As for all the other things I would like to say to you, I shall save them to say in person, my darling girl. I know you hate for me to talk that way to you, but you are a mother, too (and soon a grandmother!), so you understand how deeply I love you. I don’t expect any sort of deathbed reconciliation or drama. You and Pieter have been very good to me, especially this last year, and I am extremely grateful for that. You are on my heart always.

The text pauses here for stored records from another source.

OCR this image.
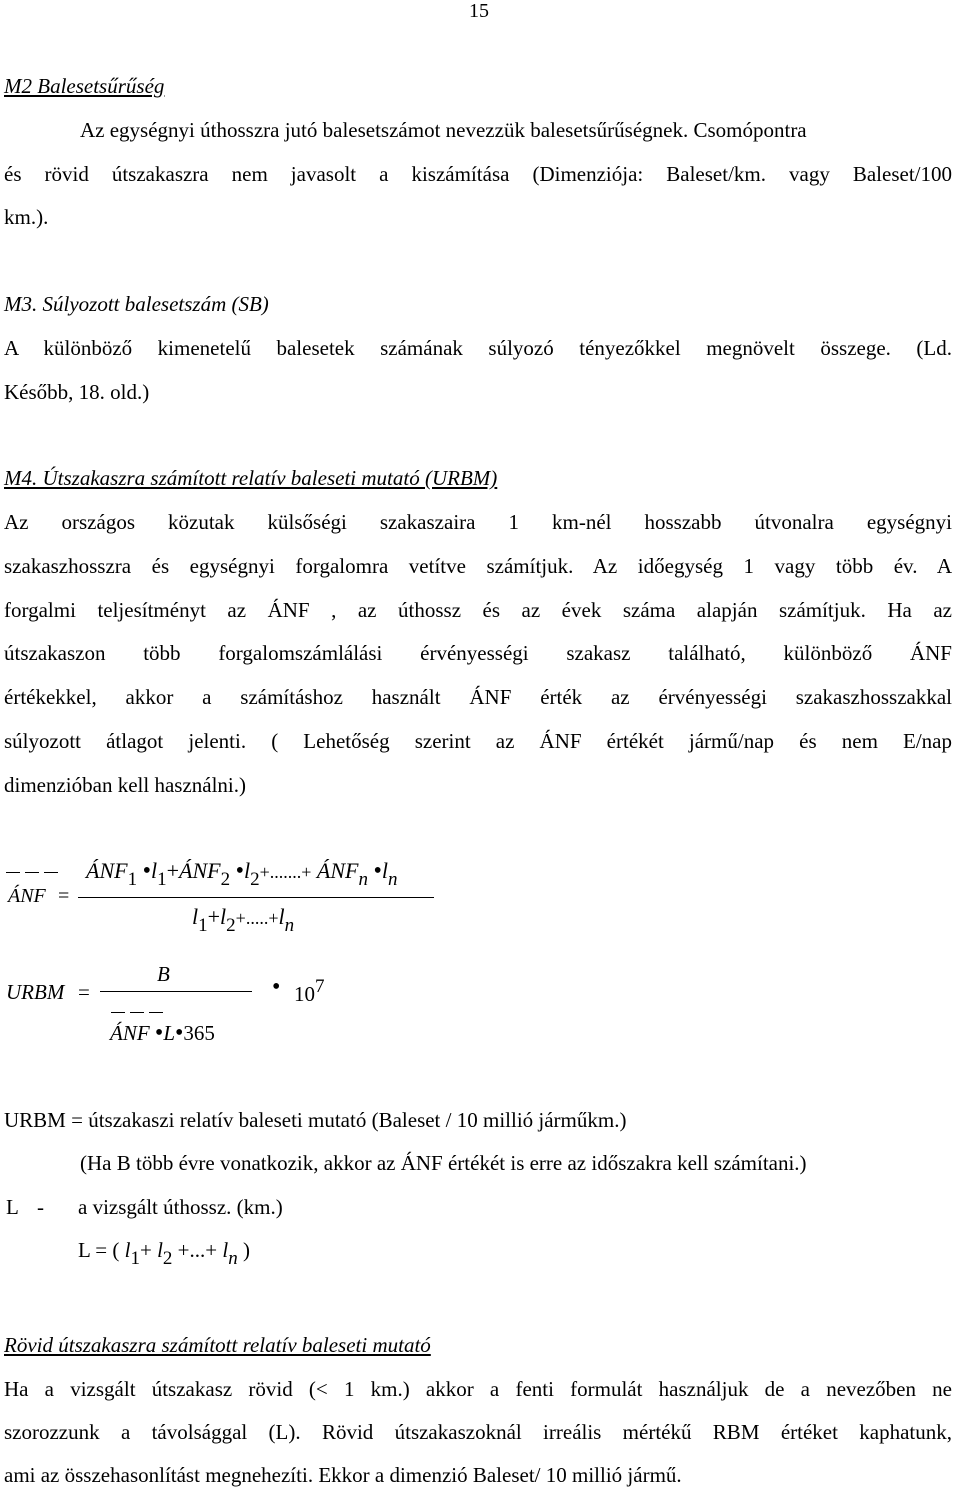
15
M2 Balesetsűrűség
Az egységnyi úthosszra jutó balesetszámot nevezzük balesetsűrűségnek. Csomópontra
és rövid útszakaszra nem javasolt a kiszámítása (Dimenziója: Baleset/km. vagy Baleset/100
km.).
M3. Súlyozott balesetszám (SB)
A különböző kimenetelű balesetek számának súlyozó tényezőkkel megnövelt összege. (Ld.
Később, 18. old.)
M4. Útszakaszra számított relatív baleseti mutató (URBM)
Az országos közutak külsőségi szakaszaira 1 km-nél hosszabb útvonalra egységnyi
szakaszhosszra és egységnyi forgalomra vetítve számítjuk. Az időegység 1 vagy több év. A
forgalmi teljesítményt az ÁNF , az úthossz és az évek száma alapján számítjuk. Ha az
útszakaszon több forgalomszámlálási érvényességi szakasz található, különböző ÁNF
értékekkel, akkor a számításhoz használt ÁNF érték az érvényességi szakaszhosszakkal
súlyozott átlagot jelenti. ( Lehetőség szerint az ÁNF értékét jármű/nap és nem E/nap
dimenzióban kell használni.)
ÁNF =
ÁNF1 •l1+ÁNF2 •l2+.......+ ÁNFn •ln
l1+l2+.....+ln
URBM =
B
ÁNF •L•365
• 107
URBM = útszakaszi relatív baleseti mutató (Baleset / 10 millió járműkm.)
(Ha B több évre vonatkozik, akkor az ÁNF értékét is erre az időszakra kell számítani.)
L - a vizsgált úthossz. (km.)
L = ( l1+ l2 +...+ ln )
Rövid útszakaszra számított relatív baleseti mutató
Ha a vizsgált útszakasz rövid (< 1 km.) akkor a fenti formulát használjuk de a nevezőben ne
szorozzunk a távolsággal (L). Rövid útszakaszoknál irreális mértékű RBM értéket kaphatunk,
ami az összehasonlítást megnehezíti. Ekkor a dimenzió Baleset/ 10 millió jármű.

I look forward to seeing you again on Tuesday. I have been feeling good this week, except for the morning after I took
those sleeping pills you gave me. I don’t see how you can use them, and I wish you wouldn’t. They made me foggy and lethargic all the next day, and if there is one thing I don’t want, it’s to miss the short remainder of life I have coming to me. Don’t forget to return my glasses if you can find them in the car. I am still well enough to read mornings, but the old ones I have here are terrible, the wrong prescription entirely.

Love,
Mother

 

THE POUGHKEEPSIE EAGLE NEWS

 

June 22, 1932

 

BUSINESS CAPSULE

 

UNDERWOOD—The Hudson Valley’s last major violet grower will close its doors this week. Chas. Tenney & Sons, an Underwood grower for nearly forty years, has shipped its last bouquet and this week is auctioning off its greenhouses and other farming equipment. The land has been purchased by developer Creighton Roth of New York City. The auction will be held on the Tenney property, 22 Hickok Lane, at 10 a.m. Saturday. In the past decade, major growers James DuMont and Norris Fletcher have also left the business as the once-popular bloom has given way to carnations, roses, and orchids. DuMont now owns Riverside Orchards, where he farms apples. Fletcher is the owner and president of Fletcher & Sons, a commercial development and construction company. At the turn of the century, the valley’s 400 violet houses produced six million blooms in a single growing season.

 

 

Are there any violet growers left today?

I doubt it. As far as I know, the violets went out with my mother in the early thirties.